Présentation de « Les Montagnes Hallucinées »
Un teaser pour vous donner envie…
(Si vous souhaitez en savoir le moins possible sur le livre, lisez seulement cette partie)
Elles sont incroyables ces montagnes, d’une hauteur phénoménale qui surpasse sans aucun doute les plus hauts sommets de l’Himalaya. Dans cet Antarctique ou le vent souffle sans cesse avec une grande violence, une expédition mène une campagne d’exploration et creuse le sol gelé au pied de ces montagnes.
« Je ne pouvais m’empêcher de les sentir malfaisantes, ces montagnes hallucinées dont les versants plus lointains veillaient sur quelque ultime abysse maudit. »
Alors qu’une partie de l’expédition reste en arrière, la plupart des scientifiques part plus avant et entame des forages. Ce qu’ils découvrent, emplis d’effroi, ils le décrivent et transmettent par radio les résultats de leurs… dissections. Car ils semblent avoir découvert une forme de vie très ancienne, incompréhensible car en contradiction avec notre connaissance de l’évolution.
Alors que la communication est brutalement coupée, les deux scientifiques restés en arrière avec l’avion de secours tentent de rallier le camp au pied des montagnes.
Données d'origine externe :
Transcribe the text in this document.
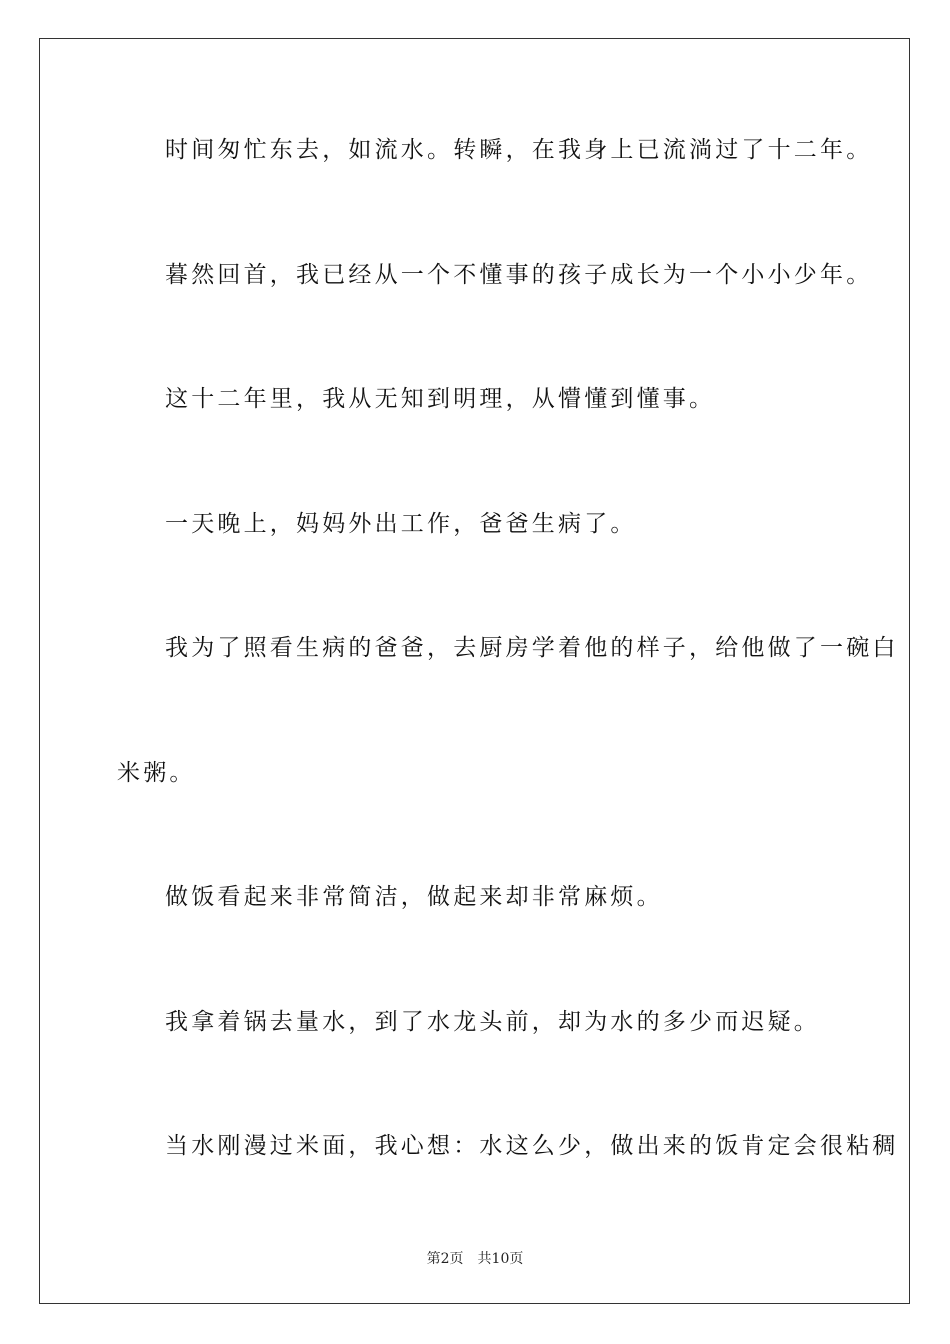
时间匆忙东去，如流水。转瞬，在我身上已流淌过了十二年。
暮然回首，我已经从一个不懂事的孩子成长为一个小小少年。
这十二年里，我从无知到明理，从懵懂到懂事。
一天晚上，妈妈外出工作，爸爸生病了。
我为了照看生病的爸爸，去厨房学着他的样子，给他做了一碗白
米粥。
做饭看起来非常简洁，做起来却非常麻烦。
我拿着锅去量水，到了水龙头前，却为水的多少而迟疑。
当水刚漫过米面，我心想：水这么少，做出来的饭肯定会很粘稠
第2页 共10页
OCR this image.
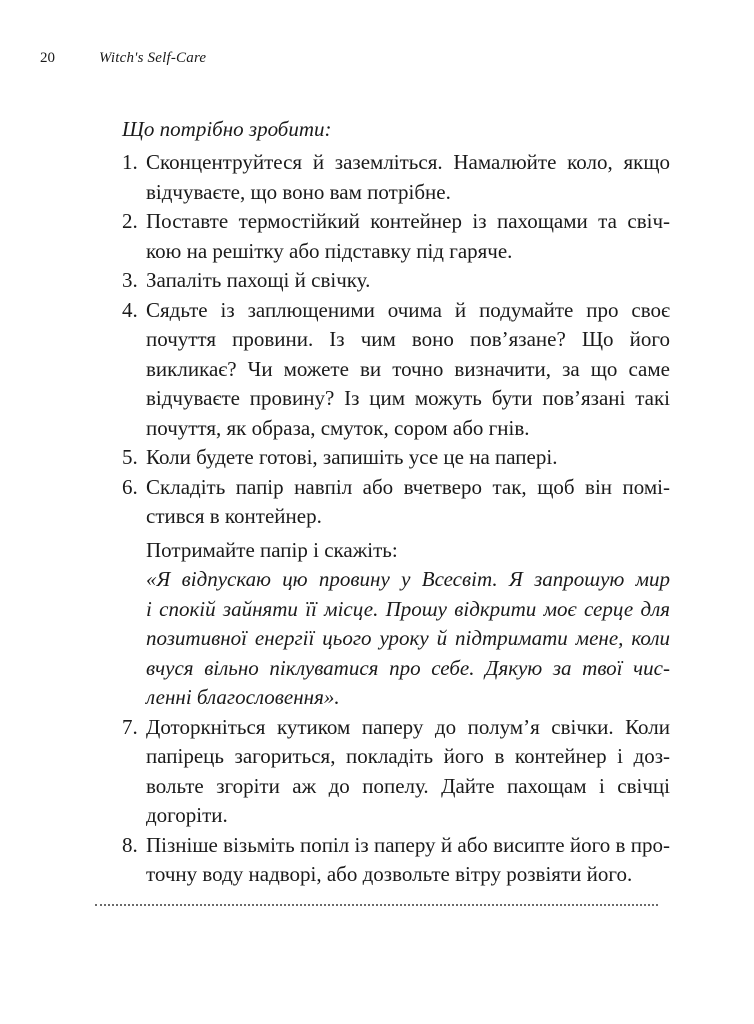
20	Witch's Self-Care
Що потрібно зробити:
1. Сконцентруйтеся й заземліться. Намалюйте коло, якщо
відчуваєте, що воно вам потрібне.
2. Поставте термостійкий контейнер із пахощами та свіч-
кою на решітку або підставку під гаряче.
3. Запаліть пахощі й свічку.
4. Сядьте із заплющеними очима й подумайте про своє
почуття провини. Із чим воно пов’язане? Що його
викликає? Чи можете ви точно визначити, за що саме
відчуваєте провину? Із цим можуть бути пов’язані такі
почуття, як образа, смуток, сором або гнів.
5. Коли будете готові, запишіть усе це на папері.
6. Складіть папір навпіл або вчетверо так, щоб він помі-
стився в контейнер.
Потримайте папір і скажіть:
«Я відпускаю цю провину у Всесвіт. Я запрошую мир
і спокій зайняти її місце. Прошу відкрити моє серце для
позитивної енергії цього уроку й підтримати мене, коли
вчуся вільно піклуватися про себе. Дякую за твої чис-
ленні благословення».
7. Доторкніться кутиком паперу до полум’я свічки. Коли
папірець загориться, покладіть його в контейнер і доз-
вольте згоріти аж до попелу. Дайте пахощам і свічці
догоріти.
8. Пізніше візьміть попіл із паперу й або висипте його в про-
точну воду надворі, або дозвольте вітру розвіяти його.
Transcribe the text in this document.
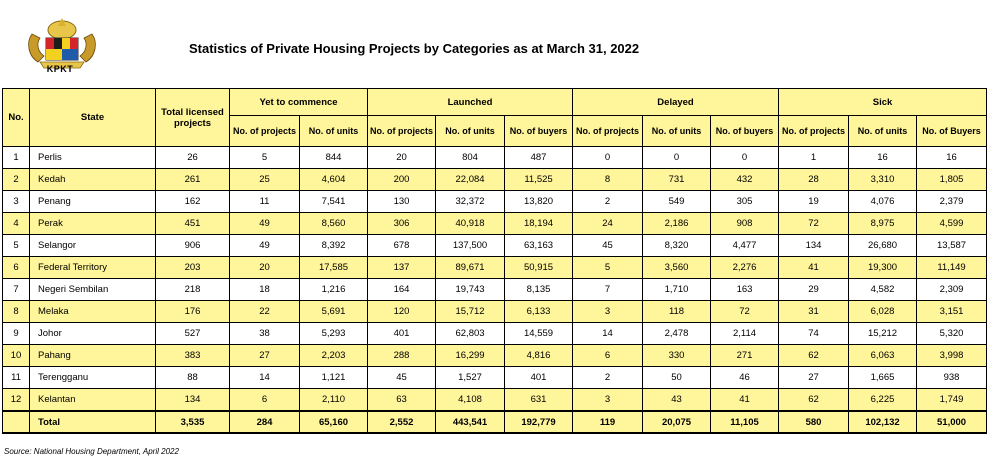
KPKT
Statistics of Private Housing Projects by Categories as at March 31, 2022
No.	State	Total licensed projects	Yet to commence		Launched			Delayed			Sick		
			No. of projects	No. of units	No. of projects	No. of units	No. of buyers	No. of projects	No. of units	No. of buyers	No. of projects	No. of units	No. of Buyers
1	Perlis	26	5	844	20	804	487	0	0	0	1	16	16
2	Kedah	261	25	4,604	200	22,084	11,525	8	731	432	28	3,310	1,805
3	Penang	162	11	7,541	130	32,372	13,820	2	549	305	19	4,076	2,379
4	Perak	451	49	8,560	306	40,918	18,194	24	2,186	908	72	8,975	4,599
5	Selangor	906	49	8,392	678	137,500	63,163	45	8,320	4,477	134	26,680	13,587
6	Federal Territory	203	20	17,585	137	89,671	50,915	5	3,560	2,276	41	19,300	11,149
7	Negeri Sembilan	218	18	1,216	164	19,743	8,135	7	1,710	163	29	4,582	2,309
8	Melaka	176	22	5,691	120	15,712	6,133	3	118	72	31	6,028	3,151
9	Johor	527	38	5,293	401	62,803	14,559	14	2,478	2,114	74	15,212	5,320
10	Pahang	383	27	2,203	288	16,299	4,816	6	330	271	62	6,063	3,998
11	Terengganu	88	14	1,121	45	1,527	401	2	50	46	27	1,665	938
12	Kelantan	134	6	2,110	63	4,108	631	3	43	41	62	6,225	1,749
	Total	3,535	284	65,160	2,552	443,541	192,779	119	20,075	11,105	580	102,132	51,000
Source: National Housing Department, April 2022
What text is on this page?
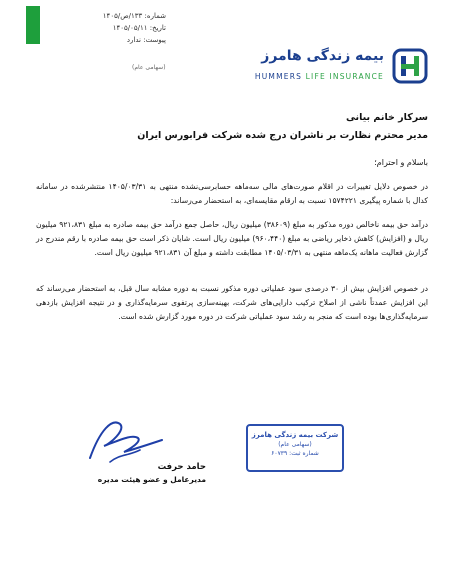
شماره: ۱۳۳/ص/۱۴۰۵
تاریخ: ۱۴۰۵/۰۵/۱۱
پیوست: ندارد
بیمه زندگی هامرز
HUMMERS LIFE INSURANCE
(سهامی عام)
سرکار خانم بیانی
مدیر محترم نظارت بر ناشران درج شده شرکت فرابورس ایران
باسلام و احترام؛
در خصوص دلایل تغییرات در اقلام صورت‌های مالی سه‌ماهه حسابرسی‌نشده منتهی به ۱۴۰۵/۰۳/۳۱ منتشرشده در سامانه کدال با شماره پیگیری ۱۵۷۴۲۲۱ نسبت به ارقام مقایسه‌ای، به استحضار می‌رساند:
درآمد حق بیمه ناخالص دوره مذکور به مبلغ (۳۸۶۰۹) میلیون ریال، حاصل جمع درآمد حق بیمه صادره به مبلغ ۹۲۱،۸۳۱ میلیون ریال و (افزایش) کاهش ذخایر ریاضی به مبلغ (۹۶۰،۴۴۰) میلیون ریال است. شایان ذکر است حق بیمه صادره با رقم مندرج در گزارش فعالیت ماهانه یک‌ماهه منتهی به ۱۴۰۵/۰۳/۳۱ مطابقت داشته و مبلغ آن ۹۲۱،۸۳۱ میلیون ریال است.
در خصوص افزایش بیش از ۳۰ درصدی سود عملیاتی دوره مذکور نسبت به دوره مشابه سال قبل، به استحضار می‌رساند که این افزایش عمدتاً ناشی از اصلاح ترکیب دارایی‌های شرکت، بهینه‌سازی پرتفوی سرمایه‌گذاری و در نتیجه افزایش بازدهی سرمایه‌گذاری‌ها بوده است که منجر به رشد سود عملیاتی شرکت در دوره مورد گزارش شده است.
شرکت بیمه زندگی هامرز
(سهامی عام)
شماره ثبت: ۶۰۷۳۹
حامد حرفت
مدیرعامل و عضو هیئت مدیره
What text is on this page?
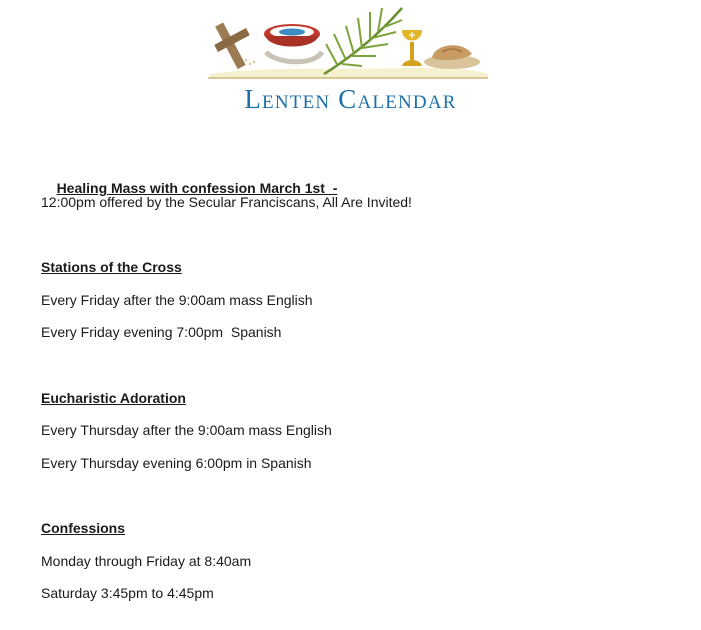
Lenten Calendar

Healing Mass with confession March 1st  -

12:00pm offered by the Secular Franciscans, All Are Invited!
Stations of the Cross
Every Friday after the 9:00am mass English
Every Friday evening 7:00pm  Spanish
Eucharistic Adoration
Every Thursday after the 9:00am mass English
Every Thursday evening 6:00pm in Spanish
Confessions
Monday through Friday at 8:40am
Saturday 3:45pm to 4:45pm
Leur abominable découverte les pousse vers ces montagnes. Ils vont les survoler et découvrir les traces d’une civilisation impossible, une ville gigantesque sur les hauts plateaux de cette région ou aucun homme n’a jamais posé son regard.
Ils vont alors explorer ces constructions à l’architecture perturbante et s’enfoncer dans leurs entrailles jusqu’à découvrir l’indicible…
(La suite, sans révéler l’intrigue ni le dénouement, dévoile certaines parties du récit. Pour lire seulement l’analyse vous pouvez vous rendre directement ici )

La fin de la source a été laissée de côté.